Une grande diversité de climats
La succession des versets permet en outre une grande diversité de climats: Grandiose dans le Te Deum laudamus, céleste avec les Tibi cherubim et seraphim, majestueux dans le fameux Pleni sunt caeli et terra majestatis gloriae tuae qui devient ambigu ainsi que dans le Patrem immensae majestatis, proches des lamentations dans le Salvum fac populum et le dignare Domine, joyeux enfin dans le In Te , Domine, speravi.
Composé à la gloire de Dieu et du Roy, le Te Deum use parfois de procédés proches de ceux de l’opéra. Voyons donc les rapprochements que l’on peut faire entre musique profane et sacrée. Notons d’abord que le motet se fait avec des versets. Il n’y a donc pas dialogue comme dans un livret d’opéra entre différents personnages même s’il arrive que l’on trouve des propos rapportés.
L’in te domine speravi de Charpentier est un vaste chœur entrecoupé par un bref passage de solistes qui se rapproche beaucoup de l’écriture du chœur victorieux de sa tragédie en musique David et Jonathas.
Celui de Delalande est exemplaire. Le chœur répète la même phrase musicale mais à chaque fois, la masse s’étoffe de nouvelles parties et l’on joue crescendo, de plus en plus fort et avec de plus en plus de voix, somme…Le chœur martèle sans cesse le non confundar in aeternum.
(puissé-je ne pas être perdu à jamais : le cri de la foi) et on insiste sur le aeternum grâce aux mélismes[2].
Par Viet-Linh Nguyen
Discographie choisie
(sont donnés dans l’ordre le compositeur, le nom de l’œuvre et les interprètes)
Grands motets
- Jean-Baptiste LULLY, Grands motets, Le Concert Spirituel, Hervé Niquet, 3 CDs.
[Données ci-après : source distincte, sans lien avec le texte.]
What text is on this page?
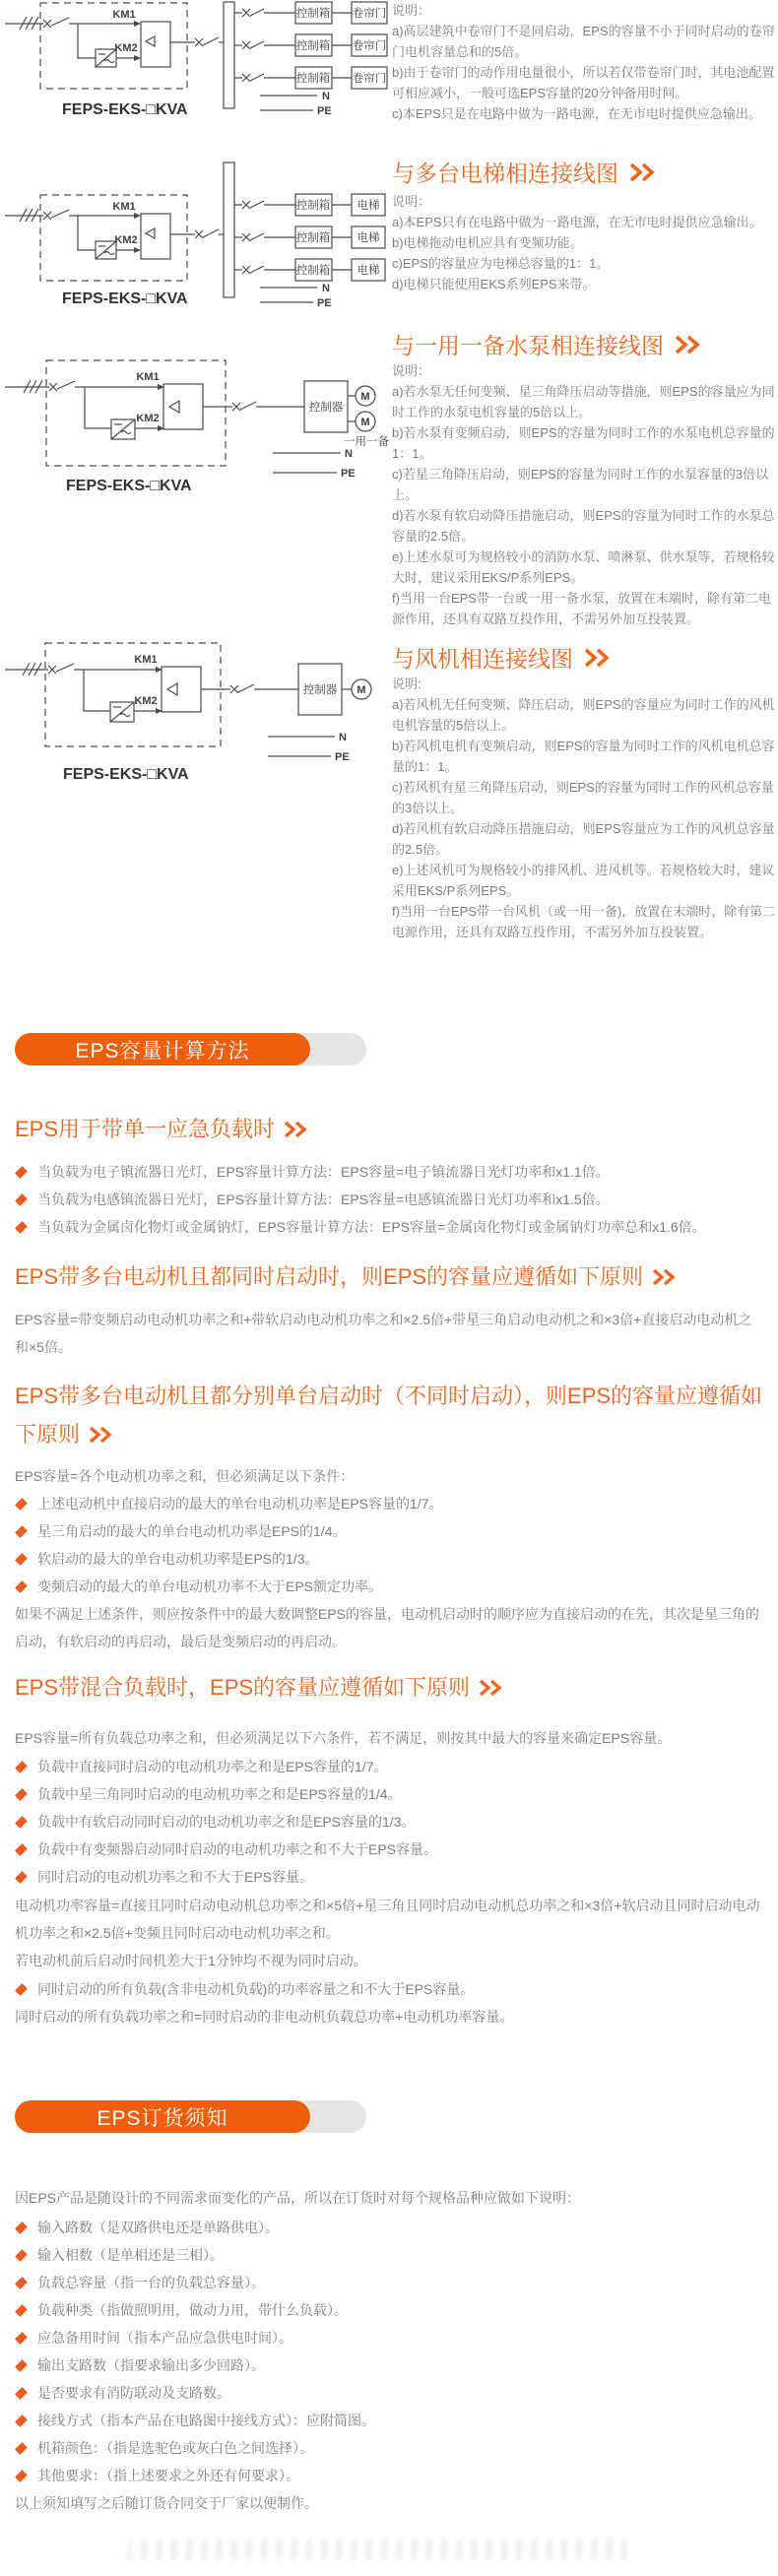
KM1
KM2
控制箱 卷帘门
控制箱 卷帘门
控制箱 卷帘门
N
PE
FEPS-EKS-□KVA

说明：

a)高层建筑中卷帘门不是同启动，EPS的容量不小于同时启动的卷帘门电机容量总和的5倍。

b)由于卷帘门的动作用电量很小，所以若仅带卷帘门时，其电池配置可相应减小，一般可选EPS容量的20分钟备用时间。

c)本EPS只是在电路中做为一路电源，在无市电时提供应急输出。

与多台电梯相连接线图

说明：

a)本EPS只有在电路中做为一路电源，在无市电时提供应急输出。

b)电梯拖动电机应具有变频功能。

c)EPS的容量应为电梯总容量的1：1。

d)电梯只能使用EKS系列EPS来带。

KM1
KM2
控制箱 电梯
控制箱 电梯
控制箱 电梯
N
PE
FEPS-EKS-□KVA
与一用一备水泵相连接线图

说明：

a)若水泵无任何变频、星三角降压启动等措施，则EPS的容量应为同时工作的水泵电机容量的5倍以上。

b)若水泵有变频启动，则EPS的容量为同时工作的水泵电机总容量的1：1。

c)若星三角降压启动，则EPS的容量为同时工作的水泵容量的3倍以上。

d)若水泵有软启动降压措施启动，则EPS的容量为同时工作的水泵总容量的2.5倍。

e)上述水泵可为规格较小的消防水泵、喷淋泵、供水泵等，若规格较大时，建议采用EKS/P系列EPS。

f)当用一台EPS带一台或一用一备水泵，放置在末端时，除有第二电源作用，还具有双路互投作用，不需另外加互投装置。

KM1
KM2
控制器
M
M
一用一备
N
PE
FEPS-EKS-□KVA
与风机相连接线图

说明:

a)若风机无任何变频、降压启动，则EPS的容量应为同时工作的风机电机容量的5倍以上。

b)若风机电机有变频启动，则EPS的容量为同时工作的风机电机总容量的1：1。

c)若风机有星三角降压启动，则EPS的容量为同时工作的风机总容量的3倍以上。

d)若风机有软启动降压措施启动，则EPS容量应为工作的风机总容量的2.5倍。

e)上述风机可为规格较小的排风机、进风机等。若规格较大时，建议采用EKS/P系列EPS。

f)当用一台EPS带一台风机（或一用一备)，放置在末端时，除有第二电源作用，还具有双路互投作用，不需另外加互投装置。

KM1
KM2
控制器 M
N
PE
FEPS-EKS-□KVA
EPS容量计算方法
EPS用于带单一应急负载时
当负载为电子镇流器日光灯，EPS容量计算方法：EPS容量=电子镇流器日光灯功率和x1.1倍。
当负载为电感镇流器日光灯，EPS容量计算方法：EPS容量=电感镇流器日光灯功率和x1.5倍。
当负载为金属卤化物灯或金属钠灯，EPS容量计算方法：EPS容量=金属卤化物灯或金属钠灯功率总和x1.6倍。
EPS带多台电动机且都同时启动时，则EPS的容量应遵循如下原则
EPS容量=带变频启动电动机功率之和+带软启动电动机功率之和×2.5倍+带星三角启动电动机之和×3倍+直接启动电动机之和×5倍。
EPS带多台电动机且都分别单台启动时（不同时启动），则EPS的容量应遵循如下原则
EPS容量=各个电动机功率之和，但必须满足以下条件：
上述电动机中直接启动的最大的单台电动机功率是EPS容量的1/7。
星三角启动的最大的单台电动机功率是EPS的1/4。
软启动的最大的单台电动机功率是EPS的1/3。
变频启动的最大的单台电动机功率不大于EPS额定功率。
如果不满足上述条件，则应按条件中的最大数调整EPS的容量，电动机启动时的顺序应为直接启动的在先，其次是星三角的启动，有软启动的再启动，最后是变频启动的再启动。
EPS带混合负载时，EPS的容量应遵循如下原则
EPS容量=所有负载总功率之和，但必须满足以下六条件，若不满足，则按其中最大的容量来确定EPS容量。
负载中直接同时启动的电动机功率之和是EPS容量的1/7。
负载中星三角同时启动的电动机功率之和是EPS容量的1/4。
负载中有软启动同时启动的电动机功率之和是EPS容量的1/3。
负载中有变频器启动同时启动的电动机功率之和不大于EPS容量。
同时启动的电动机功率之和不大于EPS容量。
电动机功率容量=直接且同时启动电动机总功率之和×5倍+星三角且同时启动电动机总功率之和×3倍+软启动且同时启动电动机功率之和×2.5倍+变频且同时启动电动机功率之和。
若电动机前后启动时间机差大于1分钟均不视为同时启动。
同时启动的所有负载(含非电动机负载)的功率容量之和不大于EPS容量。
同时启动的所有负载功率之和=同时启动的非电动机负载总功率+电动机功率容量。
EPS订货须知
因EPS产品是随设计的不同需求而变化的产品，所以在订货时对每个规格品种应做如下说明：
输入路数（是双路供电还是单路供电）。
输入相数（是单相还是三相）。
负载总容量（指一台的负载总容量）。
负载种类（指做照明用，做动力用，带什么负载）。
应急备用时间（指本产品应急供电时间）。
输出支路数（指要求输出多少回路）。
是否要求有消防联动及支路数。
接线方式（指本产品在电路图中接线方式）：应附简图。
机箱颜色：（指是选驼色或灰白色之间选择）。
其他要求：（指上述要求之外还有何要求）。
以上须知填写之后随订货合同交于厂家以便制作。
- Michel-Richard DELALANDE, Te Deum (et autres motets), Les Arts Florissants, William Christie
- Marc-Antoine CHARPENTIER, Te Deum (et autres motets), Musica Polyphonica, Louis Devos [excellent enregistrement d’Hervé Niquet également, éviter Minkowski et Christie]
[1] Muse de la Musique
[2] Groupe de notes chantées sur une même syllabe d’un texte.